Posted October 17, 2007 in News

 These are heady days for the parking enforcement folks at UC Riverside.

The previous school year was a banner season for those young magistrates in tight shorts. Between September 2005 and June 2006, they and their allies in the Riverside Police Department scribbled out some 32,000 on-campus parking citations. That’s a particularly impressive figure given that the school has a population of only 17,000 students—or one student for every 1.9 tickets issued last year.

And it gets even headier. Over the winter break, while the rest of us were loafing about, UCR was busily putting the finishing touches on a major overhaul of its metered parking system. The most significant change was immediately apparent when students returned for their spring classes—the maximum time they could park in any of the school’s 220 pay stalls had been cut in half, from four hours to two.

According to UCR spokesman Ricardo Duran, the change was necessary to maintain uniformity. Previously, some of the stalls had a four-hour maximum and others had two, and that was just enough variance to confuse the MITS (Magistrates in Tight Shorts).

“This way, you don’t have to figure out that this particular space is for this amount of time, and that space is for that amount of time,” Duran says. “Parking enforcement becomes less complex.”

Less complex for parking enforcement, perhaps, but not for students—particularly on days when limited parking forces them to park on one side of campus when their classes are on the other. (The average UCR lab class is, after all, two-and-a-half hours long, and UCR is, after all, spread out across 1,200 rolling acres.) Just try making that walk in less than 30 minutes. I tried one recent cold and windy day, and I’m here to tell you that a) it’s not possible, and b) it’s no fun working up a full-body sweat on a cold and windy day.

The new system is apparently proving a boon to the telecommunications industry, as class-bound students are forced to use their cell phones to implore friends to feed the meter. Gary, a 21-year-old engineering student who refused to give his last name for fear of—I don’t know, vengeful MITS or something—says he and a buddy have worked out an elaborate system in which they’ll text-message each other the locations of their cars.

“I’ll get a message saying ‘Eng, 13, 10,’ meaning my friend is in the space numbered 13 in the parking lot by the Engineering building, and he has 10 minutes left before getting a ticket,” he says. “If I’m nearby, I’ll text back, ‘OK.’ If not, I’ll text, ‘UR F’ED.”

A campus-issued parking citation is typically for $25.

The changes to UCR’s parking system may also prove beneficial to another American institution—the credit card industry. None of the school’s six new “meter kiosks” (students park in numbered stalls and pay at a centralized machine) take hard currency. Only credit or debit cards are allowed, providing students with yet another compelling reason to rack up debt.

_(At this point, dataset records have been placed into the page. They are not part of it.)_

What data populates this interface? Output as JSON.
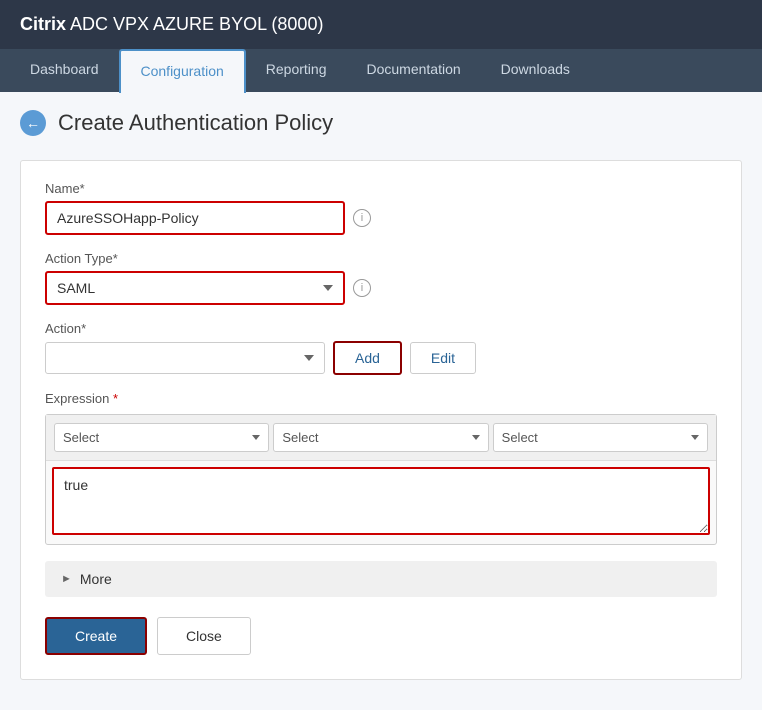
{
  "header": {
    "brand_bold": "Citrix",
    "brand_rest": " ADC VPX AZURE BYOL (8000)"
  },
  "nav": {
    "tabs": [
      {
        "id": "dashboard",
        "label": "Dashboard",
        "active": false
      },
      {
        "id": "configuration",
        "label": "Configuration",
        "active": true
      },
      {
        "id": "reporting",
        "label": "Reporting",
        "active": false
      },
      {
        "id": "documentation",
        "label": "Documentation",
        "active": false
      },
      {
        "id": "downloads",
        "label": "Downloads",
        "active": false
      }
    ]
  },
  "page": {
    "title": "Create Authentication Policy"
  },
  "form": {
    "name_label": "Name*",
    "name_value": "AzureSSOHapp-Policy",
    "action_type_label": "Action Type*",
    "action_type_value": "SAML",
    "action_label": "Action*",
    "action_value": "",
    "add_button": "Add",
    "edit_button": "Edit",
    "expression_label": "Expression",
    "expression_select1": "Select",
    "expression_select2": "Select",
    "expression_select3": "Select",
    "expression_value": "true",
    "more_label": "More",
    "create_button": "Create",
    "close_button": "Close"
  }
}
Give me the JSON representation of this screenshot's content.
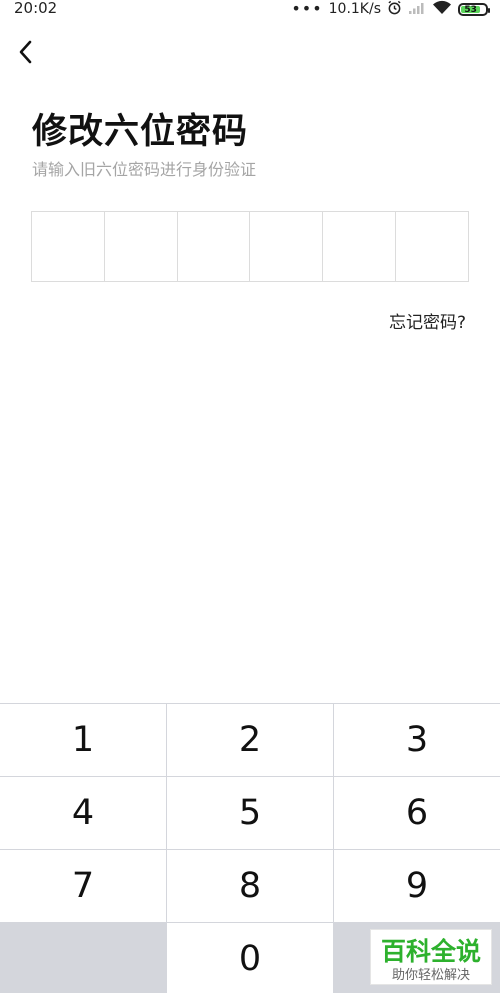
{
  "status_bar": {
    "time": "20:02",
    "dots": "•••",
    "network_speed": "10.1K/s",
    "battery_level": "53",
    "icons": [
      "alarm-icon",
      "signal-icon",
      "wifi-icon",
      "battery-icon"
    ]
  },
  "header": {
    "back_icon": "chevron-left-icon",
    "title": "修改六位密码",
    "subtitle": "请输入旧六位密码进行身份验证"
  },
  "pin": {
    "length": 6,
    "entered": ""
  },
  "forgot_link": "忘记密码?",
  "keypad": {
    "keys": [
      "1",
      "2",
      "3",
      "4",
      "5",
      "6",
      "7",
      "8",
      "9",
      "",
      "0",
      ""
    ]
  },
  "watermark": {
    "main": "百科全说",
    "sub": "助你轻松解决"
  },
  "colors": {
    "background": "#ffffff",
    "subtitle": "#a5a5a5",
    "keypad_bg": "#d4d6dc",
    "watermark_green": "#2db12d"
  }
}
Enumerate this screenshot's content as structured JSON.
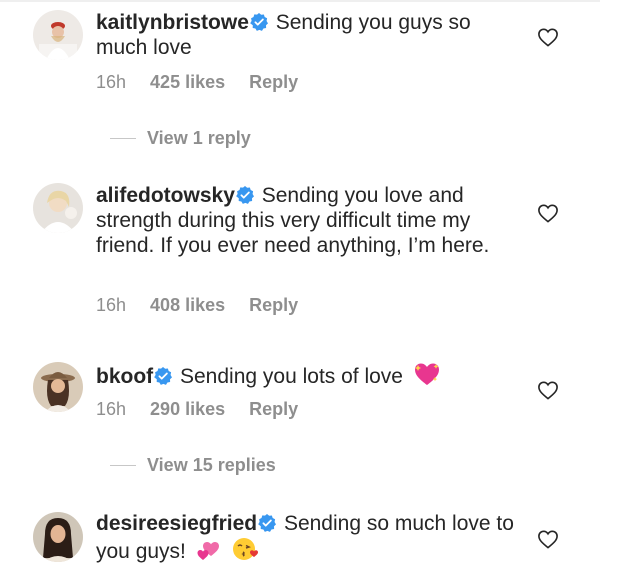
{
  "comments": [
    {
      "username": "kaitlynbristowe",
      "text": "Sending you guys so much love",
      "time": "16h",
      "likes": "425 likes",
      "reply": "Reply",
      "view_replies": "View 1 reply"
    },
    {
      "username": "alifedotowsky",
      "text": "Sending you love and strength during this very difficult time my friend. If you ever need anything, I’m here.",
      "time": "16h",
      "likes": "408 likes",
      "reply": "Reply"
    },
    {
      "username": "bkoof",
      "text": "Sending you lots of love",
      "emoji": "sparkling-heart",
      "time": "16h",
      "likes": "290 likes",
      "reply": "Reply",
      "view_replies": "View 15 replies"
    },
    {
      "username": "desireesiegfried",
      "text": "Sending so much love to you guys!",
      "emoji": [
        "two-hearts",
        "face-blowing-kiss"
      ]
    }
  ],
  "colors": {
    "verified": "#3897f0",
    "meta_gray": "#8e8e8e",
    "text": "#262626"
  }
}
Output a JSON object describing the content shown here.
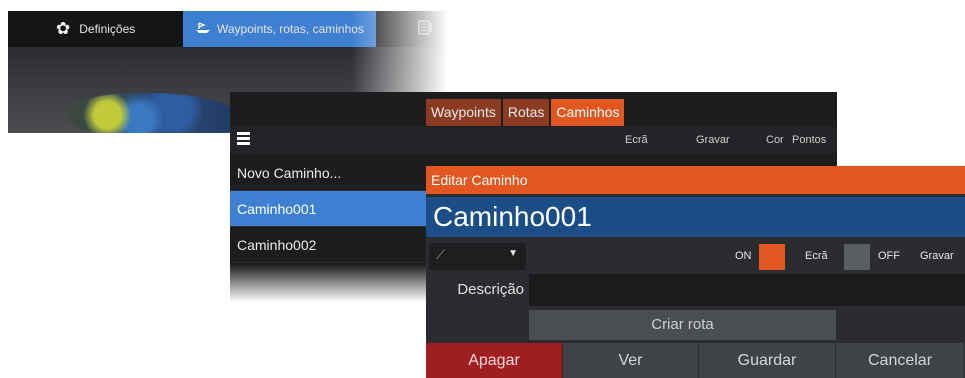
{
  "colors": {
    "accent_orange": "#e2561f",
    "tab_inactive": "#8b3b21",
    "selection_blue": "#3d7fd1",
    "name_bar_blue": "#1b4d86",
    "danger_red": "#9e1e22"
  },
  "menubar": {
    "items": [
      {
        "label": "Definições",
        "icon": "gear-icon"
      },
      {
        "label": "Waypoints, rotas, caminhos",
        "icon": "boat-icon",
        "selected": true
      },
      {
        "label": "",
        "icon": "tides-icon"
      }
    ]
  },
  "list_panel": {
    "tabs": [
      {
        "label": "Waypoints"
      },
      {
        "label": "Rotas"
      },
      {
        "label": "Caminhos",
        "active": true
      }
    ],
    "columns": [
      "Ecrã",
      "Gravar",
      "Cor",
      "Pontos"
    ],
    "rows": [
      {
        "label": "Novo Caminho..."
      },
      {
        "label": "Caminho001",
        "selected": true
      },
      {
        "label": "Caminho002"
      }
    ]
  },
  "dialog": {
    "title": "Editar Caminho",
    "name": "Caminho001",
    "line_style_icon": "line-style-icon",
    "display_toggle": {
      "state_label": "ON",
      "label": "Ecrã",
      "on": true
    },
    "record_toggle": {
      "state_label": "OFF",
      "label": "Gravar",
      "on": false
    },
    "description": {
      "label": "Descrição",
      "value": ""
    },
    "create_route_label": "Criar rota",
    "footer": {
      "delete": "Apagar",
      "view": "Ver",
      "save": "Guardar",
      "cancel": "Cancelar"
    }
  }
}
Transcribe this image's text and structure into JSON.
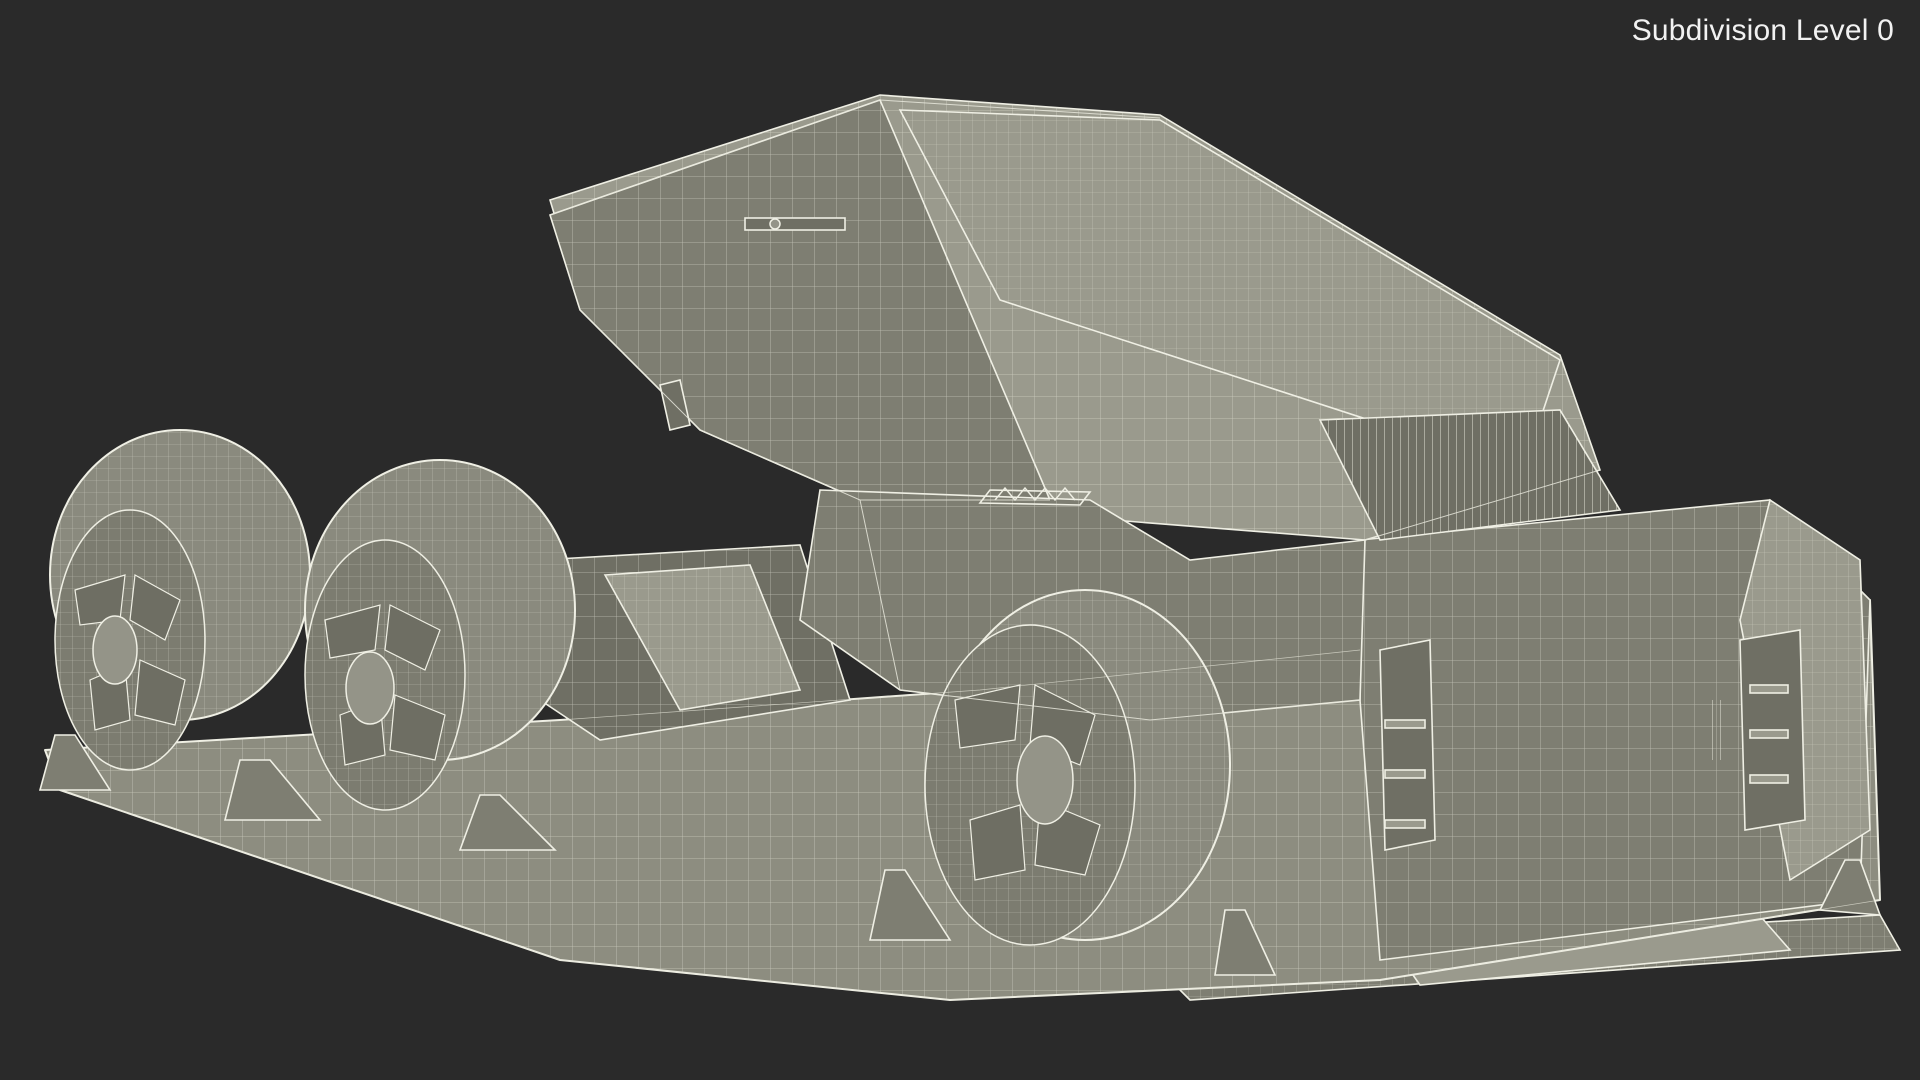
{
  "viewport": {
    "overlay_label": "Subdivision Level 0",
    "background_color": "#2a2a2a",
    "model_base_color": "#8d8d80",
    "wire_color": "#efefe4"
  }
}
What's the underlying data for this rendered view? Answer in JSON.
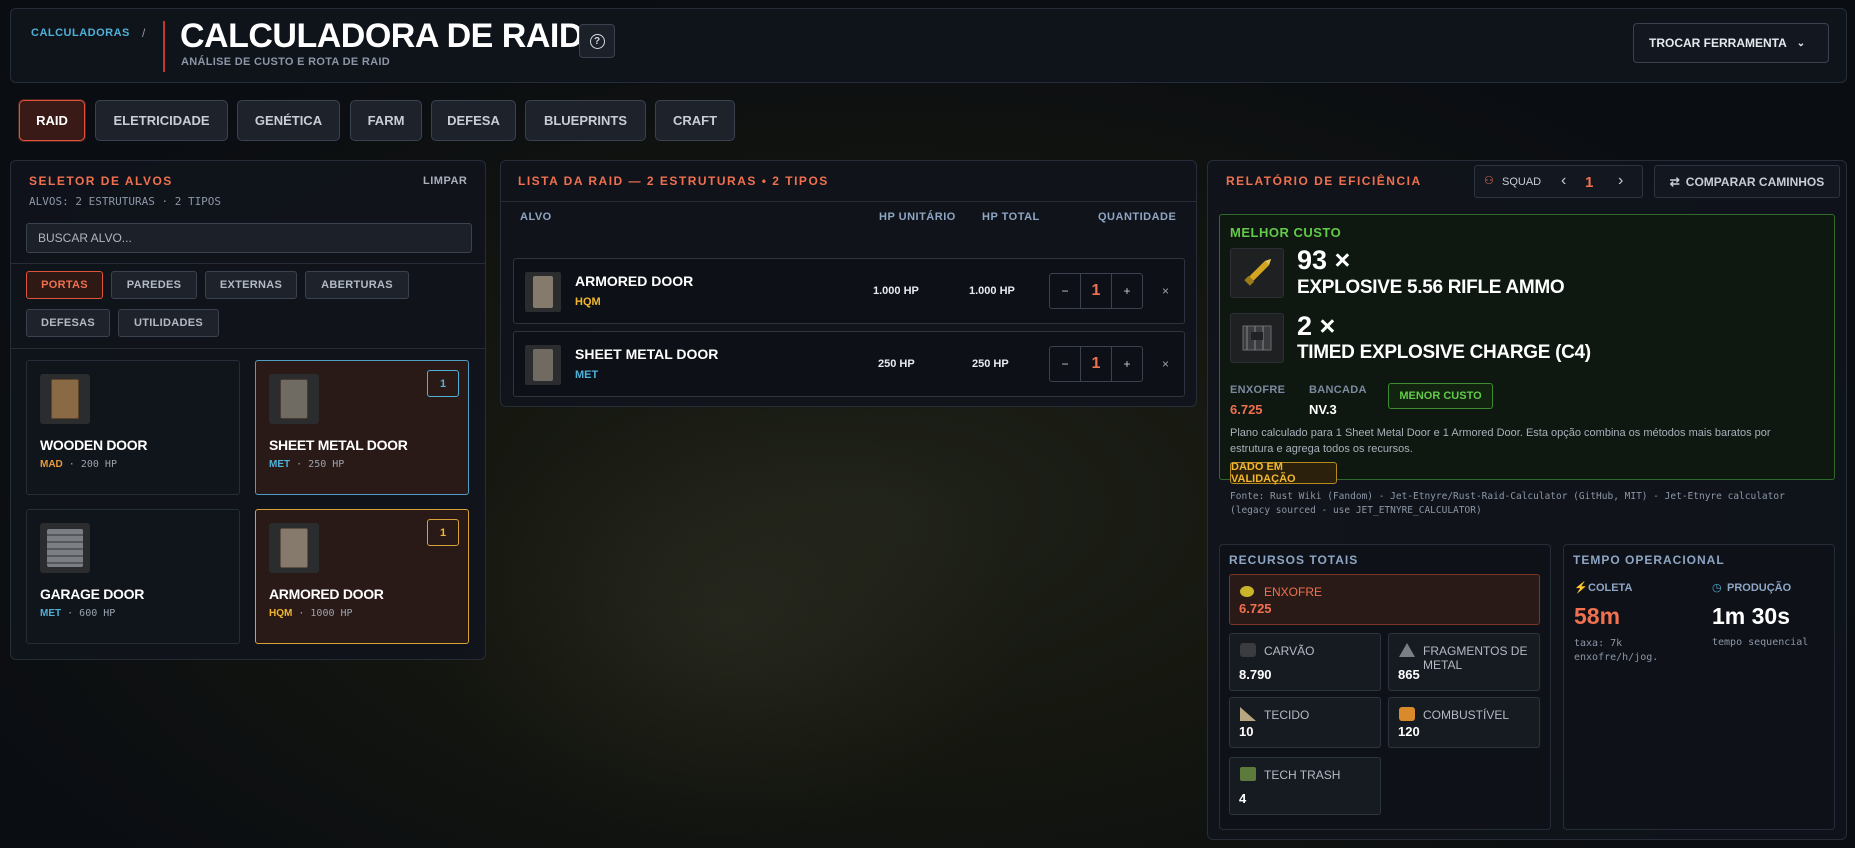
{
  "header": {
    "breadcrumb": "CALCULADORAS",
    "separator": "/",
    "title": "CALCULADORA DE RAID",
    "subtitle": "ANÁLISE DE CUSTO E ROTA DE RAID",
    "help_icon": "question-circle-icon",
    "switch_tool": "TROCAR FERRAMENTA"
  },
  "tabs": [
    "RAID",
    "ELETRICIDADE",
    "GENÉTICA",
    "FARM",
    "DEFESA",
    "BLUEPRINTS",
    "CRAFT"
  ],
  "selector": {
    "title": "SELETOR DE ALVOS",
    "clear": "LIMPAR",
    "summary": "ALVOS: 2 ESTRUTURAS · 2 TIPOS",
    "search_placeholder": "BUSCAR ALVO...",
    "categories": [
      "PORTAS",
      "PAREDES",
      "EXTERNAS",
      "ABERTURAS",
      "DEFESAS",
      "UTILIDADES"
    ],
    "items": [
      {
        "name": "WOODEN DOOR",
        "mat": "MAD",
        "hp": "200 HP",
        "count": ""
      },
      {
        "name": "SHEET METAL DOOR",
        "mat": "MET",
        "hp": "250 HP",
        "count": "1"
      },
      {
        "name": "GARAGE DOOR",
        "mat": "MET",
        "hp": "600 HP",
        "count": ""
      },
      {
        "name": "ARMORED DOOR",
        "mat": "HQM",
        "hp": "1000 HP",
        "count": "1"
      }
    ]
  },
  "raid_list": {
    "title": "LISTA DA RAID — 2 ESTRUTURAS  •  2 TIPOS",
    "cols": [
      "ALVO",
      "HP UNITÁRIO",
      "HP TOTAL",
      "QUANTIDADE"
    ],
    "rows": [
      {
        "name": "ARMORED DOOR",
        "mat": "HQM",
        "unit_hp": "1.000 HP",
        "total_hp": "1.000 HP",
        "qty": "1"
      },
      {
        "name": "SHEET METAL DOOR",
        "mat": "MET",
        "unit_hp": "250 HP",
        "total_hp": "250 HP",
        "qty": "1"
      }
    ],
    "minus": "−",
    "plus": "+",
    "remove": "×"
  },
  "report": {
    "title": "RELATÓRIO DE EFICIÊNCIA",
    "squad_label": "SQUAD",
    "squad_value": "1",
    "prev": "‹",
    "next": "›",
    "compare": "COMPARAR CAMINHOS",
    "best_title": "MELHOR CUSTO",
    "items": [
      {
        "qty": "93 ×",
        "name": "EXPLOSIVE 5.56 RIFLE AMMO"
      },
      {
        "qty": "2 ×",
        "name": "TIMED EXPLOSIVE CHARGE (C4)"
      }
    ],
    "sulfur_label": "ENXOFRE",
    "sulfur_value": "6.725",
    "bench_label": "BANCADA",
    "bench_value": "NV.3",
    "cheapest": "MENOR CUSTO",
    "description": "Plano calculado para 1 Sheet Metal Door e 1 Armored Door. Esta opção combina os métodos mais baratos por estrutura e agrega todos os recursos.",
    "validation": "DADO EM VALIDAÇÃO",
    "source": "Fonte: Rust Wiki (Fandom) - Jet-Etnyre/Rust-Raid-Calculator (GitHub, MIT) - Jet-Etnyre calculator (legacy sourced - use JET_ETNYRE_CALCULATOR)"
  },
  "resources": {
    "title": "RECURSOS TOTAIS",
    "sulfur": {
      "label": "ENXOFRE",
      "value": "6.725"
    },
    "list": [
      {
        "label": "CARVÃO",
        "value": "8.790"
      },
      {
        "label": "FRAGMENTOS DE METAL",
        "value": "865"
      },
      {
        "label": "TECIDO",
        "value": "10"
      },
      {
        "label": "COMBUSTÍVEL",
        "value": "120"
      },
      {
        "label": "TECH TRASH",
        "value": "4"
      }
    ]
  },
  "time": {
    "title": "TEMPO OPERACIONAL",
    "collect_label": "COLETA",
    "collect_value": "58m",
    "collect_note": "taxa: 7k enxofre/h/jog.",
    "prod_label": "PRODUÇÃO",
    "prod_value": "1m 30s",
    "prod_note": "tempo sequencial"
  },
  "colors": {
    "accent": "#f0704f",
    "hqm": "#f2b730",
    "met": "#4fb0d8",
    "mad": "#e89a3c",
    "green": "#63c94a"
  }
}
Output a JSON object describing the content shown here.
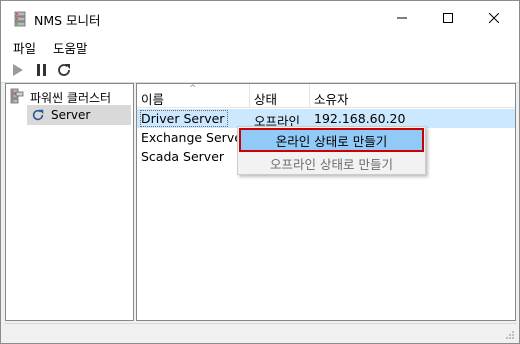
{
  "window": {
    "title": "NMS 모니터",
    "icon": "server-app-icon"
  },
  "menu": {
    "items": [
      {
        "label": "파일"
      },
      {
        "label": "도움말"
      }
    ]
  },
  "toolbar": {
    "buttons": [
      {
        "name": "play-icon",
        "enabled": false
      },
      {
        "name": "pause-icon",
        "enabled": true
      },
      {
        "name": "refresh-icon",
        "enabled": true
      }
    ]
  },
  "tree": {
    "root_label": "파워씬 클러스터",
    "child_label": "Server"
  },
  "list": {
    "columns": [
      "이름",
      "상태",
      "소유자"
    ],
    "sort_indicator": "^",
    "rows": [
      {
        "name": "Driver Server",
        "status": "오프라인",
        "owner": "192.168.60.20"
      },
      {
        "name": "Exchange Server",
        "status": "",
        "owner": ""
      },
      {
        "name": "Scada Server",
        "status": "",
        "owner": ""
      }
    ]
  },
  "context_menu": {
    "items": [
      {
        "label": "온라인 상태로 만들기",
        "enabled": true
      },
      {
        "label": "오프라인 상태로 만들기",
        "enabled": false
      }
    ]
  },
  "colors": {
    "selection": "#cce8ff",
    "menu_highlight": "#91c9f7",
    "highlight_border": "#cc0000"
  }
}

“The reason we’re moving away from cash is that a lot of people were asking for it,” says spokesman Duran. “When you think of our rate structure, you needed 16 quarters for two hours, or 32 quarters for four. That’s a lot of change. People find it more convenient to use their credit card.”

I didn’t point out to Duran that the old meter kiosks also took one- and five-dollar bills, but his comment inspired me to do a little math of my own. Assuming that the average UCR student spends six hours a day, five days a week attending classes, that’s $60 a week in meter fees. Since UCR’s school year is 30 weeks long (not counting summer session), that’s $1,800 (much more for those who occasionally find themselves, like Gary’s friend, F’ED by the MITS) applied directly to the student’s debt load. For one school year.

If $1,800 doesn’t strike you as a lot of money, consider that the average undergraduate already carries $2,327 in credit card debt, according to Nellie Mae, the nation’s largest provider of student loans. A student making minimum payments on only a $1,000 credit card bill at 18-percent interest will spend the next 12 years paying off that debt.

But all that’s a small price to pay for providing UCR’s parking enforcement staff with job security. Given the reduced meter times and the fact that some 22 percent of undergrads don’t have credit cards, the number of parking tickets issued at the school will almost certainly skyrocket.

A more cynical journalist might suggest that an anticipated leap in ticket revenue was the reason for the parking changes all along—but not me.